Interestingly for me, I sat next to a most unusual and, I would say, liberal commissioner of police this week who believes that the 90 days are required to investigate terrorism with international roots. He pointed out that proper investigation of such cases involves police officers travelling to liaise with their counterparts in other countries, possibly several different countries, and that this takes a great deal of time and organization. He further suggested that this investigation is essential if the individuals concerned are eventually to receive a fair trial. Undoubtedly, the whole drama has done the reputation of the police little good. Sensible arguments have not been aired through the storm of protest as senior officers were castigated, quite rightly, for taking centre-stage in the political theatre rather than offering their evidence from behind the curtain of civil service discretion.
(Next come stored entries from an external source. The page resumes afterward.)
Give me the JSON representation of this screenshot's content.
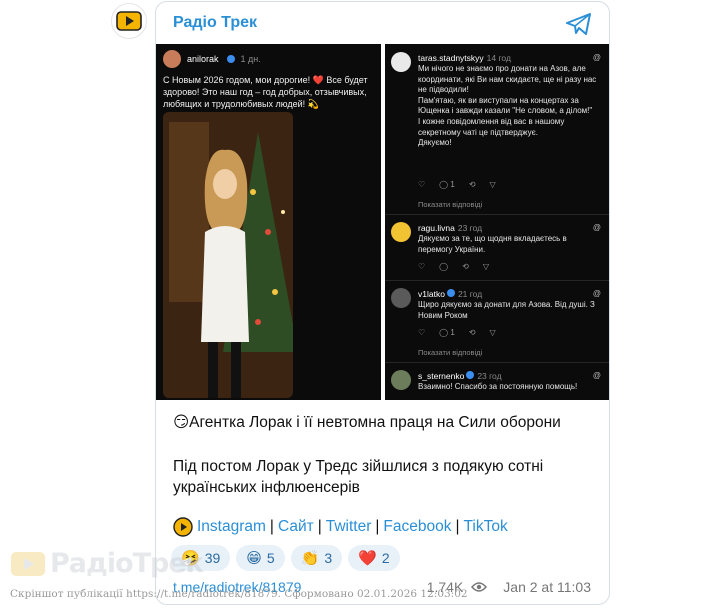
{
  "channel": {
    "name": "Радіо Трек",
    "avatar_icon": "play-logo-icon"
  },
  "left_screenshot": {
    "username": "anilorak",
    "time": "1 дн.",
    "text": "С Новым 2026 годом, мои дорогие! ❤️ Все будет здорово! Это наш год – год добрых, отзывчивых, любящих и трудолюбивых людей! 💫"
  },
  "comments": [
    {
      "user": "taras.stadnytskyy",
      "time": "14 год",
      "text": "Ми нічого не знаємо про донати на Азов, але координати, які Ви нам скидаєте, ще ні разу нас не підводили!\nПам'ятаю, як ви виступали на концертах за Ющенка і завжди казали \"Не словом, а ділом!\"\nІ кожне повідомлення від вас в нашому секретному чаті це підтверджує.\nДякуємо!",
      "likes": "",
      "replies": "1",
      "show_replies": "Показати відповіді"
    },
    {
      "user": "ragu.livna",
      "time": "23 год",
      "text": "Дякуємо за те, що щодня вкладаєтесь в перемогу України.",
      "likes": "",
      "replies": "",
      "show_replies": ""
    },
    {
      "user": "v1latko",
      "time": "21 год",
      "text": "Щиро дякуємо за донати для Азова. Від душі. З Новим Роком",
      "likes": "",
      "replies": "1",
      "show_replies": "Показати відповіді"
    },
    {
      "user": "s_sternenko",
      "time": "23 год",
      "text": "Взаимно! Спасибо за постоянную помощь!"
    }
  ],
  "post": {
    "title": "😏Агентка Лорак і її невтомна праця на Сили оборони",
    "description": "Під постом Лорак у Тредс зійшлися з подякую сотні українських інфлюенсерів",
    "links": [
      "Instagram",
      "Сайт",
      "Twitter",
      "Facebook",
      "TikTok"
    ],
    "separator": "|"
  },
  "reactions": [
    {
      "emoji": "🤧",
      "count": "39"
    },
    {
      "emoji": "😁",
      "count": "5"
    },
    {
      "emoji": "👏",
      "count": "3"
    },
    {
      "emoji": "❤️",
      "count": "2"
    }
  ],
  "footer": {
    "link": "t.me/radiotrek/81879",
    "views": "1.74K",
    "date": "Jan 2 at 11:03"
  },
  "watermark": {
    "logo_text": "РадіоТрек",
    "caption": "Скріншот публікації https://t.me/radiotrek/81879. Сформовано 02.01.2026 12:03:02"
  },
  "colors": {
    "accent": "#2b8fd6",
    "reaction_bg": "#e8f0f8",
    "dark_bg": "#0b0b0b"
  }
}
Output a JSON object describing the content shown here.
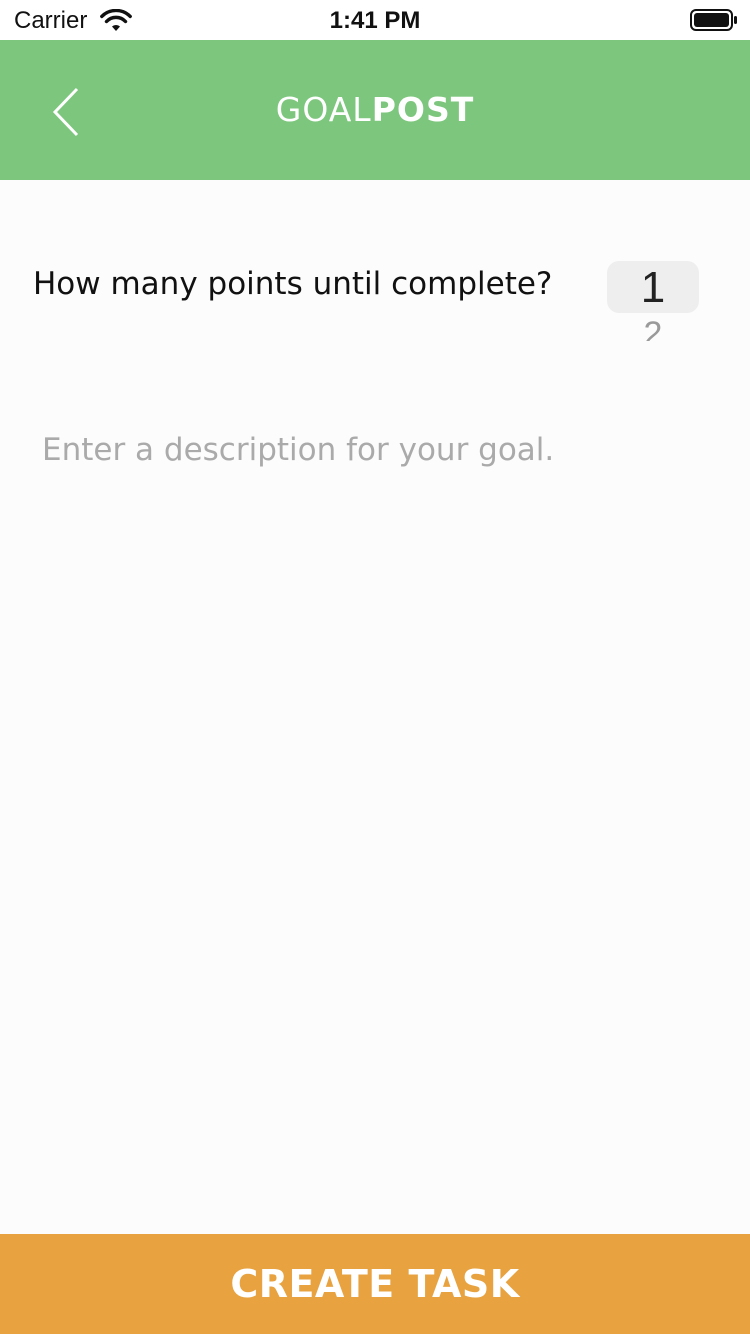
{
  "status_bar": {
    "carrier": "Carrier",
    "time": "1:41 PM"
  },
  "header": {
    "brand_light": "GOAL",
    "brand_bold": "POST",
    "back_icon": "chevron-left-icon",
    "background": "#7dc67d"
  },
  "points": {
    "question": "How many points until complete?",
    "selected_value": "1",
    "next_value": "2"
  },
  "description": {
    "placeholder": "Enter a description for your goal."
  },
  "footer": {
    "create_label": "CREATE TASK",
    "background": "#e8a340"
  }
}
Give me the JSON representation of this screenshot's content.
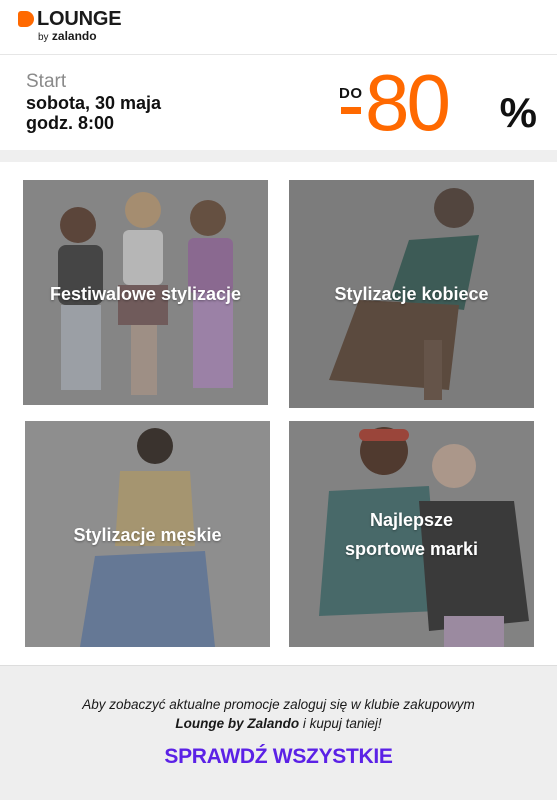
{
  "brand": {
    "name": "LOUNGE",
    "by": "by",
    "sub": "zalando",
    "accent_color": "#ff6900"
  },
  "promo": {
    "start_label": "Start",
    "date": "sobota, 30 maja",
    "time": "godz. 8:00",
    "discount_prefix": "DO",
    "discount_value": "80",
    "discount_sign": "-",
    "discount_unit": "%"
  },
  "tiles": [
    {
      "label": "Festiwalowe stylizacje"
    },
    {
      "label": "Stylizacje kobiece"
    },
    {
      "label": "Stylizacje męskie"
    },
    {
      "label_line1": "Najlepsze",
      "label_line2": "sportowe marki"
    }
  ],
  "footer": {
    "line1": "Aby zobaczyć aktualne promocje zaloguj się w klubie zakupowym",
    "brand_bold": "Lounge by Zalando",
    "line2_rest": " i kupuj taniej!",
    "cta_label": "SPRAWDŹ WSZYSTKIE",
    "cta_color": "#5b21e6"
  }
}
Finally, this week, I attended the Asian of the Year Awards banquet at the Grosvenor House Hotel in London, where a good friend was receiving the main award. A screened message from an exhausted looking Tony Blair seemed directed not so much at this event but more as a general interview for an Asian television station broadcast. Similarly, the government ministers there as supporting cast and including the youthful looking attorney general, Lord Goldsmith, rather missed the point in their speeches, using the usual platitudes about diversity and multiculturalism to an audience of massively successful business people and entrepreneurs who could have written a book about Asian triumphs in this country. I feel it was an evening for celebration and congratulation, not an excuse for the slightly inept and inappropriate condescension that still lingers in the tone of politicians when they speak to perceived minority groups. Perhaps at an 'Asian' event it was necessary to recognize differences, but to me it seemed ridiculous to do other than celebrate simply and wholeheartedly the successes of so many people who have enriched this country economically and culturally and who have become as British as those of us who have lived here for generations.